The humbled Ian Drew, who used to be at Intel but is now at ARM, presented to a room of well-moneyed potential partners here in Taipei, exactly the kind of folk who are the company’s bread and butter. ARM means business, and it has plans for high powered computing (HPC) and the cloud. Sound like anyone else we know? Drew opened by saying he was really humbled to be presenting to the audience.
The company’s “2020 vision” is to move into new markets, like HPC and Cloud. Drew encourages partners to get in touch because ARM licences are golden. It only makes ARM money if licensees make money too, he said.
Investors at the talk are prospective clients. The Asia APAC region provides just under half of ARM’s revenue at 46 percent, he says. Europe is 14 while North America is 40.
The art of seduction is alive and well, with promises that ARM doesn’t “just put together a vertical solution. We have to enable this industry with an ecosystem to grow.” That’s a dig at Intel.

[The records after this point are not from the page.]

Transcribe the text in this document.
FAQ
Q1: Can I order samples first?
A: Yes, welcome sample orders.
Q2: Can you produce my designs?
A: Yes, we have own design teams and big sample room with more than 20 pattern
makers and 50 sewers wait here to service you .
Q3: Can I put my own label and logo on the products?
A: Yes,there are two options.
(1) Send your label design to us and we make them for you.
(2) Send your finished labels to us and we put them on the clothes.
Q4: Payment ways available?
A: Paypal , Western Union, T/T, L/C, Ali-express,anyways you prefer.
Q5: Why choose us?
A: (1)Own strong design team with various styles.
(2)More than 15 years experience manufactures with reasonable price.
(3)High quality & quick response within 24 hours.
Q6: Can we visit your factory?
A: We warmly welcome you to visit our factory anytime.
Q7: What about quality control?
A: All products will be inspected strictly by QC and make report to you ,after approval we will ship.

He says ARM really encourages outsourcing. “We feel in the next ten years outsourcing will be the way forwards.”
Looking at the bigger picture ARM says the trend right now is functionality and energy. Certainly seems that way, with long lasting computers and tablets on everyone’s agenda. Low power hardware “is really the future driver.” We can expect different ways to charge our devices in the next ten years, even something like harvesting energy from everyone else’s kit.
It can talk all day about power management because ARM had “low power design from day one”. Intel dig two spotted and confirmed.
And remember, Drew states, ARM doesn’t believe that when it comes to computer chips, one size doesn’t fit all.
And “opportunities are best with ARM”.
And “We don’t categorise products”.
And “Multiple choice is significantly better than that”.
“There are always little digs,” a spokesperson for Intel said.